I sat next to him, scanning the documents. Our joint account statements. Receipts from dinners out. The lease with both our names. It looked real because it was real.

But would it be enough?

“There’s something I haven’t told you,” I said quietly.

He looked up. “What?”

“Before we got married. That day in the coffee shop. I almost said no.”

“To the arrangement?”

“To everything. I almost walked away.” I picked at a loose thread on my sleeve. “I was so scared of what could go wrong. Of making a mistake. Of ruining my life.”

“Why didn’t you?”

“Because when you looked at me, I saw something. Not just opportunity or convenience. I saw possibility. Like maybe this crazy thing could actually work.”

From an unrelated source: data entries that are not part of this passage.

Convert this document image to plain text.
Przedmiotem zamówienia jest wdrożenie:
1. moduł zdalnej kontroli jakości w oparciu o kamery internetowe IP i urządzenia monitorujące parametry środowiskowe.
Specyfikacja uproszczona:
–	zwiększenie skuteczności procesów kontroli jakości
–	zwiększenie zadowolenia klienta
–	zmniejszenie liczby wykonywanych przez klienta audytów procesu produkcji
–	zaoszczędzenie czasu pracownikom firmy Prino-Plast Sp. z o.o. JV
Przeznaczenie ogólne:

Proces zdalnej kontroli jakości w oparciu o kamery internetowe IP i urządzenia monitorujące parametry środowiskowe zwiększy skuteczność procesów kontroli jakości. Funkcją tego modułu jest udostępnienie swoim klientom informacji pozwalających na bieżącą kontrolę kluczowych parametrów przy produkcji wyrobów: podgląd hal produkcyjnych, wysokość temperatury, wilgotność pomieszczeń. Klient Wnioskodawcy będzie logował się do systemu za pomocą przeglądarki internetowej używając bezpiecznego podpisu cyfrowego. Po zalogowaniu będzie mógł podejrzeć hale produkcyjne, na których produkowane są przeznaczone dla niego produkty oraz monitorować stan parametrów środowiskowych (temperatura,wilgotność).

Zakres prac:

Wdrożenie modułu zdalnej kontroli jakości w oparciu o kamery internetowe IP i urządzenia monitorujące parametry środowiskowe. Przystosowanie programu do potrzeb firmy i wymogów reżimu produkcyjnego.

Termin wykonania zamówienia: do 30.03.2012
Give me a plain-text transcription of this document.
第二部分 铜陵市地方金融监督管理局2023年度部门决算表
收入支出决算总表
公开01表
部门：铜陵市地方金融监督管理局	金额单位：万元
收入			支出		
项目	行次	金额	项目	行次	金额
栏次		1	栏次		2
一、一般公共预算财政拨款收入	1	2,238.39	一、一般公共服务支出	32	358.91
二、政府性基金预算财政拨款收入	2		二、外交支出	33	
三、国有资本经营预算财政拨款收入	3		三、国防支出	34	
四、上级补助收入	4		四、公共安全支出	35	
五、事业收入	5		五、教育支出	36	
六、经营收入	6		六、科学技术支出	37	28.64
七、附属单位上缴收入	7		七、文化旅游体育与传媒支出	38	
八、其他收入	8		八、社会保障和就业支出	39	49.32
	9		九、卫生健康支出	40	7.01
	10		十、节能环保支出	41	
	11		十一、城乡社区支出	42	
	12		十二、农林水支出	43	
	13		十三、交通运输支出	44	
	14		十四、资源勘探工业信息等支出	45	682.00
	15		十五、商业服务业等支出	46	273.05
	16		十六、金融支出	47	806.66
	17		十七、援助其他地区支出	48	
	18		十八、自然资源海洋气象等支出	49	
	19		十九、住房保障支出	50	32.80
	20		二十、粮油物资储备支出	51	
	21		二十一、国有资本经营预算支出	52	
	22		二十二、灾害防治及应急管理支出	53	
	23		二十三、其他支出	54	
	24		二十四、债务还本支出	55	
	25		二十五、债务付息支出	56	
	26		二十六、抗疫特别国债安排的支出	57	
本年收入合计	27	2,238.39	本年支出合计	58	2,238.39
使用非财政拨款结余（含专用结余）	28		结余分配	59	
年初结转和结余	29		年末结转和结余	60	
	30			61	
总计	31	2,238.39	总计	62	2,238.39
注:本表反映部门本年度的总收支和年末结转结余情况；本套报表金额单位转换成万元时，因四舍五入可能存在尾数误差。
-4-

“It did work. It does work.”

“But what if I was wrong? What if this whole thing was a mistake from the beginning?”

“Lina, look at me.” He turned my face toward his. “Meeting you was not a mistake. Marrying you was not a mistake. This life we’ve built—our daughter, our home, our love—none of it is a mistake.”

“Even if it costs you everything?”

“Especially then. Because you’re worth everything.”

I kissed him, and tasted salt. I wasn’t sure if the tears were his or mine.

“We’re going to win this,” he said against my lips. “I don’t know how yet. But we’re going to win.”

“Promise?”

“Promise.”

But as we sat there in the dark kitchen, surrounded by evidence of a life that might be taken away, I wondered if promises were enough.

Or if we’d already lost before the fight even began.